The company’s mean estimate for sales for the current quarter ending June-16 is 102.64 million by 4 analysts. The means estimate of sales for the year ending Dec-16 is 409.22 million by 4 analysts.
The mean price target for the shares of W&T Offshore, Inc. (NYSE:WTI) is at 2.50 while the highest price target suggested by the analysts is 4.00 and low price target is 1.50. The mean price target is calculated keeping in view the consensus of 8 brokerage firms.
The average estimate of EPS for the current fiscal quarter for W&T Offshore, Inc. (NYSE:WTI) stands at -0.69 while the EPS for the current year is fixed at -2.71 by 6 analysts.
The next one year’s EPS estimate is set at -1.06 by 7 analysts while a year ago the analysts suggested the company’s EPS at -2.71. The analysts also projected the company’s long-term growth at -30.70% for the upcoming five years.
In its latest quarter ended on 31st March 2016, W&T Offshore, Inc. (NYSE:WTI) reported earnings of -$0.95. The posted earnings missed the analyst’s consensus by -$0.05 with the surprise factor of -5.60%. In the matter of earnings surprises, the term “Cockroach Effect” is often implied. Cockroach Effect is a market theory that suggests that when a company reveals bad news to the public, there may be many more related negative events that have yet to be revealed. In the case of earnings surprises, if a company is suggesting a negative earnings surprise it means there are more to come.

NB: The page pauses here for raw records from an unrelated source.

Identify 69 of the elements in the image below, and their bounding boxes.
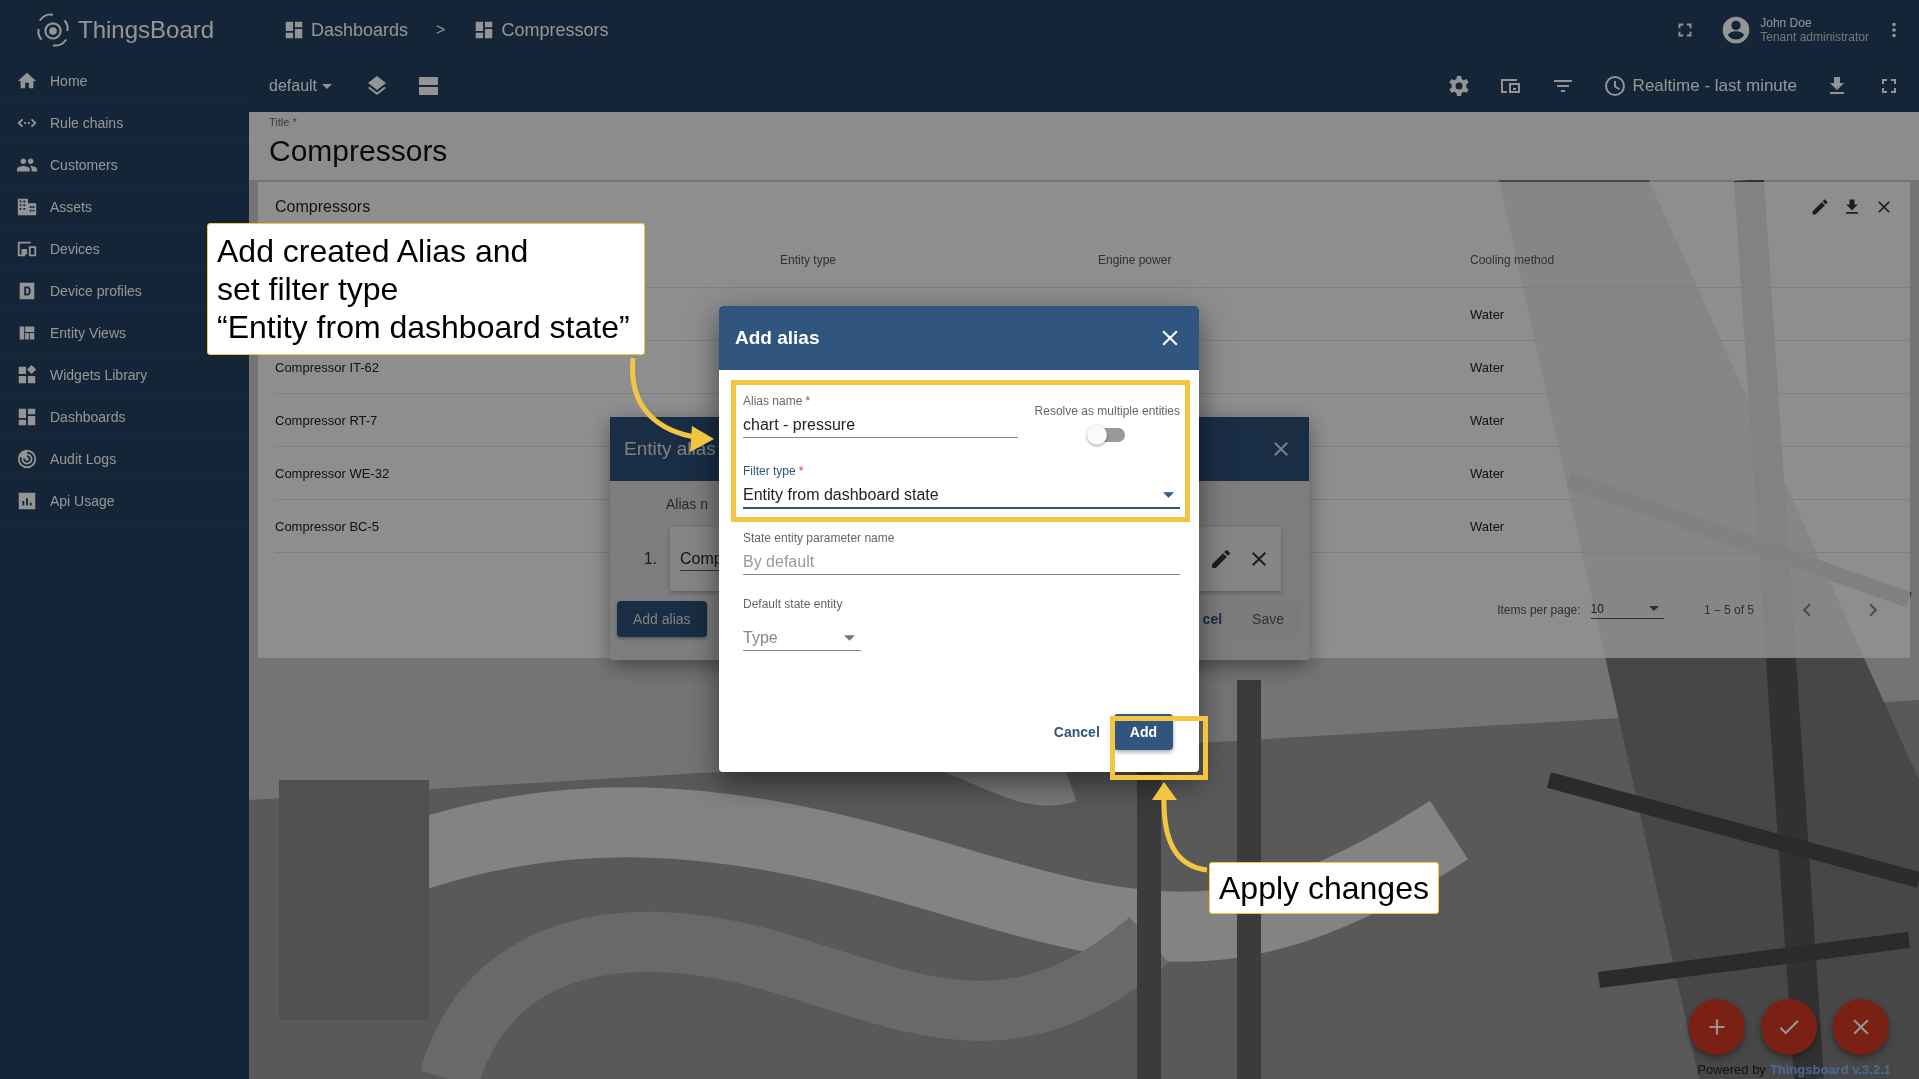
sidebar-item[interactable]: Assets bbox=[50, 198, 92, 215]
column-header[interactable]: Cooling method bbox=[1470, 252, 1555, 267]
required-mark: * bbox=[805, 394, 811, 408]
field-label: Filter type bbox=[743, 464, 796, 478]
table-cell: Compressor WE-32 bbox=[275, 465, 390, 481]
callout-text: Apply changes bbox=[1209, 862, 1439, 914]
edit-icon[interactable] bbox=[1810, 197, 1830, 217]
radar-icon bbox=[16, 447, 38, 470]
column-header: Alias n bbox=[666, 496, 709, 512]
sidebar-item[interactable]: Audit Logs bbox=[50, 450, 117, 467]
column-header[interactable]: Engine power bbox=[1098, 252, 1172, 267]
breadcrumb-link[interactable]: Dashboards bbox=[311, 19, 409, 41]
widget-title: Compressors bbox=[275, 198, 371, 216]
sidebar-item[interactable]: Home bbox=[50, 72, 88, 89]
callout-text: Add created Alias and set filter type “Entity from dashboard state” bbox=[207, 223, 645, 355]
table-cell: Compressor BC-5 bbox=[275, 518, 380, 534]
table-cell: Water bbox=[1470, 412, 1505, 428]
state-dropdown[interactable]: default bbox=[269, 77, 338, 95]
sidebar-item[interactable]: Devices bbox=[50, 240, 100, 257]
app-name: ThingsBoard bbox=[78, 16, 215, 44]
sidebar-item[interactable]: Widgets Library bbox=[50, 366, 148, 383]
table-cell: Water bbox=[1470, 465, 1505, 481]
caret-icon bbox=[322, 83, 333, 89]
page-size-select[interactable]: 10 bbox=[1590, 601, 1664, 619]
parameter-name-field[interactable]: By default bbox=[743, 553, 1180, 571]
dialog-title: Add alias bbox=[735, 327, 820, 349]
row-number: 1. bbox=[642, 550, 658, 568]
required-mark: * bbox=[798, 464, 804, 478]
type-select[interactable]: Type bbox=[743, 629, 861, 651]
clock-icon bbox=[1602, 74, 1627, 98]
settings-icon[interactable] bbox=[1446, 74, 1471, 98]
caret-icon bbox=[1648, 606, 1659, 611]
sidebar-item[interactable]: Entity Views bbox=[50, 324, 126, 341]
sidebar-item[interactable]: Dashboards bbox=[50, 408, 126, 425]
toggle-label: Resolve as multiple entities bbox=[1034, 404, 1180, 418]
dialog-button[interactable]: cel bbox=[1196, 601, 1229, 637]
caret-icon bbox=[844, 635, 855, 641]
items-per-page-label: Items per page: bbox=[1497, 603, 1581, 617]
alias-name-field[interactable]: chart - pressure bbox=[743, 416, 1018, 434]
field-label: Default state entity bbox=[743, 597, 844, 611]
table-cell: Water bbox=[1470, 359, 1505, 375]
dialog-button[interactable]: Add alias bbox=[617, 601, 707, 637]
table-cell: Water bbox=[1470, 518, 1505, 534]
edit-icon[interactable] bbox=[1209, 547, 1233, 571]
user-role: Tenant administrator bbox=[1760, 30, 1869, 44]
timewindow-button[interactable]: Realtime - last minute bbox=[1602, 74, 1797, 98]
page-range: 1 – 5 of 5 bbox=[1703, 603, 1754, 617]
filter-type-select[interactable]: Entity from dashboard state bbox=[743, 486, 1180, 504]
table-cell: Compressor RT-7 bbox=[275, 412, 378, 428]
breadcrumb-link[interactable]: Compressors bbox=[501, 19, 609, 41]
sidebar-item[interactable]: Api Usage bbox=[50, 492, 115, 509]
table-cell: Water bbox=[1470, 306, 1505, 322]
toggle-switch[interactable] bbox=[1089, 428, 1126, 442]
sidebar-item[interactable]: Device profiles bbox=[50, 282, 142, 299]
table-cell: Compressor IT-62 bbox=[275, 359, 380, 375]
cancel-button[interactable]: Cancel bbox=[1053, 724, 1100, 740]
sidebar-item[interactable]: Customers bbox=[50, 156, 118, 173]
logo-icon bbox=[34, 11, 72, 49]
field-label: State entity parameter name bbox=[743, 531, 896, 547]
breadcrumb-separator: > bbox=[436, 21, 446, 39]
user-name: John Doe bbox=[1760, 16, 1813, 30]
column-header[interactable]: Entity type bbox=[780, 252, 837, 267]
field-label: Title * bbox=[269, 116, 298, 128]
caret-icon bbox=[1163, 492, 1174, 498]
field-label: Alias name bbox=[743, 394, 803, 408]
sidebar-item[interactable]: Rule chains bbox=[50, 114, 124, 131]
dashboard-title: Compressors bbox=[269, 134, 449, 168]
widgets-icon bbox=[16, 363, 38, 386]
dashboard-icon bbox=[283, 19, 305, 41]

On May 4, 2016 W&T Offshore, Inc. (WTI) reported its first quarter 2016 operations and financial results, as well as its 2016 second quarter and full year production and expense guidance. Some of the key items and subsequent events include:
Production for the first quarter of 2016 averaged 43,317 barrels of oil equivalent (“Boe”) per day (3.9 million Boe for the quarter), 57.4% of which was oil and liquids. Oil production increased 0.6% for the first quarter of 2016 compared to the first quarter of 2015; while natural gas production decreased 18.4% and natural gas liquids (NGL) production decreased 19.2% as we continued our focus on oil related projects. Oil production was deferred as our largest oil producing field was offline for three weeks as a result of a scheduled maintenance project on a third-party pipeline that services the platform.
Full year production and expense guidance remains the same.
Revenues for the first quarter of 2016 were $77.7 million, 72.0% of which was from oil and NGLs.
Lease operating expenses (“LOE”) declined 16.6% for the first quarter of 2016 to $44.5 million compared to $53.3 million in the first quarter of 2015 reflecting our focus on expense management. General and administrative expenses decreased 20.8% for the first quarter of 2016 to $16.4 million with reduced headcount, reduced contractor usage and other cost saving measures.
Tracy W. Krohn, W&T Offshore’s Chairman and Chief Executive Officer, stated, “With the continued weakness in commodity prices, we remained focused on prudently managing our cash balance and liquidity position, while minimizing our capital expenditures and judiciously managing our expenses.
“Our oil production remains strong as we benefit from good production rates at Big Bend, Dantzler, Medusa and our Ewing Bank 910 projects that were placed on line within the last year. With no material near-term lease expirations and most of our acreage held by production, we have no new wells currently planned for the remainder of 2016 and will continue to reduce expenses as we focus on returning operating margins to acceptable levels.”